Es bliebt zu hoffen, dass das Oberlandesgericht Dresden am 31.3. ein kluges Urteil fällt. Die Unnachgiebigkeit von Uwe Meusel in Bezug auf
eine gütliche Einigung sollte dabei einbezogen werden. Die Ablehnung des vom Gericht vorgeschlagenen Termins zur Beendigung des
Mietverhältnisses begründete sein Rechtsanwalt im Übrigen mit der kurzen Zeitspanne, die dann zur Suche neuer Räume zur Verfügung stehen würde.

Thor Steinar hat dabei keineswegs vor Leipzig zu verlassen. Die Vermieter von Gewerberäumen sollten an Einmietungen Interessierte sorgfältig prüfen, um Ärger und Rechtsstreits zu vermeiden. Nicht zuletzt bleibt Thor Steinar eine Marke, die mit rechten und gewaltverherrlichen Symboliken kokettiert. Die Eröffnung einer neuen Filiale der bei Nazis beliebten Modemarke würde ganz sicher mit antifaschistischen Protesten beantwortet werden.

Gegen die Ende Februar in Berlin eröffnete Filiale „Tromsoe“ haben sich bereits breite zivilgesellschaftliche Bündnisse gebildet. Der
Mietvertrag wurde mittlerweile fristlos gekündigt. Nicht zuletzt prüft Norwegen wiederum gerichtlich gegen Thor Steinar vorzugehen. Hintergrund diesmal: der Missbrauch von Namen norwegischer Städte als Namen der Thor-Steinar-Filialen.

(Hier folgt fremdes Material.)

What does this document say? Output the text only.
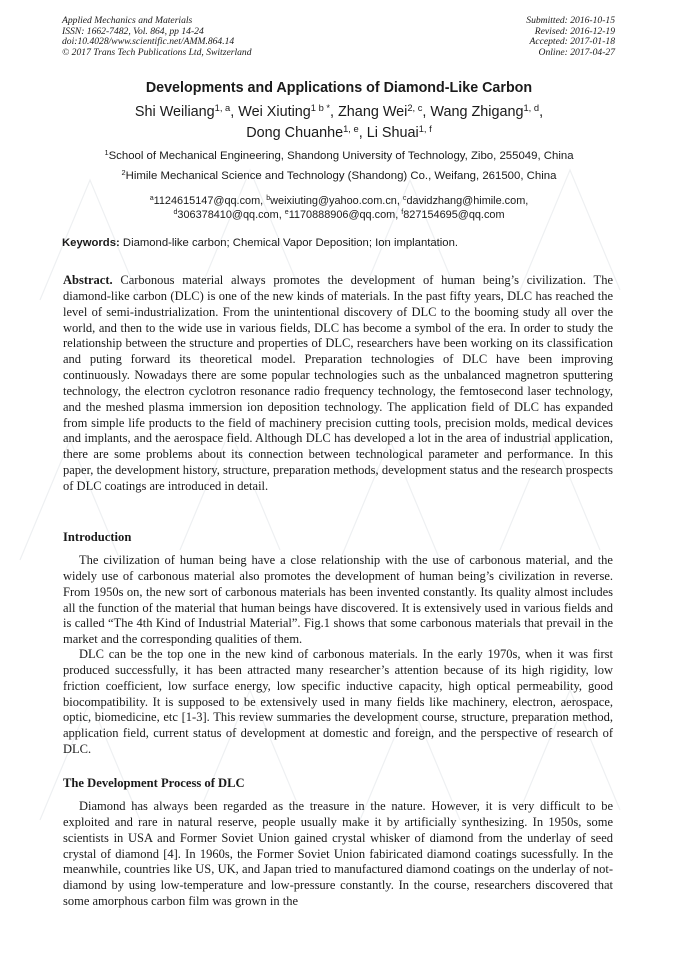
Applied Mechanics and Materials
ISSN: 1662-7482, Vol. 864, pp 14-24
doi:10.4028/www.scientific.net/AMM.864.14
© 2017 Trans Tech Publications Ltd, Switzerland
Submitted: 2016-10-15
Revised: 2016-12-19
Accepted: 2017-01-18
Online: 2017-04-27
Developments and Applications of Diamond-Like Carbon
Shi Weiliang$^{1, a}$, Wei Xiuting$^{1 b *}$, Zhang Wei$^{2, c}$, Wang Zhigang$^{1, d}$,
Dong Chuanhe$^{1, e}$, Li Shuai$^{1, f}$
$^1$School of Mechanical Engineering, Shandong University of Technology, Zibo, 255049, China
$^2$Himile Mechanical Science and Technology (Shandong) Co., Weifang, 261500, China
$^a$1124615147@qq.com, $^b$weixiuting@yahoo.com.cn, $^c$davidzhang@himile.com,
$^d$306378410@qq.com, $^e$1170888906@qq.com, $^f$827154695@qq.com
Keywords: Diamond-like carbon; Chemical Vapor Deposition; Ion implantation.
Abstract. Carbonous material always promotes the development of human being’s civilization. The diamond-like carbon (DLC) is one of the new kinds of materials. In the past fifty years, DLC has reached the level of semi-industrialization. From the unintentional discovery of DLC to the booming study all over the world, and then to the wide use in various fields, DLC has become a symbol of the era. In order to study the relationship between the structure and properties of DLC, researchers have been working on its classification and puting forward its theoretical model. Preparation technologies of DLC have been improving continuously. Nowadays there are some popular technologies such as the unbalanced magnetron sputtering technology, the electron cyclotron resonance radio frequency technology, the femtosecond laser technology, and the meshed plasma immersion ion deposition technology. The application field of DLC has expanded from simple life products to the field of machinery precision cutting tools, precision molds, medical devices and implants, and the aerospace field. Although DLC has developed a lot in the area of industrial application, there are some problems about its connection between technological parameter and performance. In this paper, the development history, structure, preparation methods, development status and the research prospects of DLC coatings are introduced in detail.
Introduction
The civilization of human being have a close relationship with the use of carbonous material, and the widely use of carbonous material also promotes the development of human being’s civilization in reverse. From 1950s on, the new sort of carbonous materials has been invented constantly. Its quality almost includes all the function of the material that human beings have discovered. It is extensively used in various fields and is called “The 4th Kind of Industrial Material”. Fig.1 shows that some carbonous materials that prevail in the market and the corresponding qualities of them.
DLC can be the top one in the new kind of carbonous materials. In the early 1970s, when it was first produced successfully, it has been attracted many researcher’s attention because of its high rigidity, low friction coefficient, low surface energy, low specific inductive capacity, high optical permeability, good biocompatibility. It is supposed to be extensively used in many fields like machinery, electron, aerospace, optic, biomedicine, etc [1-3]. This review summaries the development course, structure, preparation method, application field, current status of development at domestic and foreign, and the perspective of research of DLC.
The Development Process of DLC
Diamond has always been regarded as the treasure in the nature. However, it is very difficult to be exploited and rare in natural reserve, people usually make it by artificially synthesizing. In 1950s, some scientists in USA and Former Soviet Union gained crystal whisker of diamond from the underlay of seed crystal of diamond [4]. In 1960s, the Former Soviet Union fabiricated diamond coatings sucessfully. In the meanwhile, countries like US, UK, and Japan tried to manufactured diamond coatings on the underlay of not-diamond by using low-temperature and low-pressure constantly. In the course, researchers discovered that some amorphous carbon film was grown in the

Der Verhandlungstag wurde von den Ladenschluss-Bündnissen Dresden und Leipzig mit Aktionen begleitet. In beiden Stätden wurde in den jeweilgen Innenstädten Informationen zur Marke Thor Steinar verteilt. Ab 14:00 fanden sich ca. 50 menschen zur Kundgebung „Untragbar – Naziläden dichtmachen!“ ein.


Artikel in Neuen Deutschland, 19.3.2009, von Hendrik Lasch


»Thor Steinar« droht Auszug

Der »Thor Steinar«-Laden in Leipzig dürfte bald geschlossen werden. Das Oberlandesgericht Dresden deutete an, die Räumung auch in zweiter Instanz zu bestätigen. Der Betreiber sucht bereits neue Geschäftsräume.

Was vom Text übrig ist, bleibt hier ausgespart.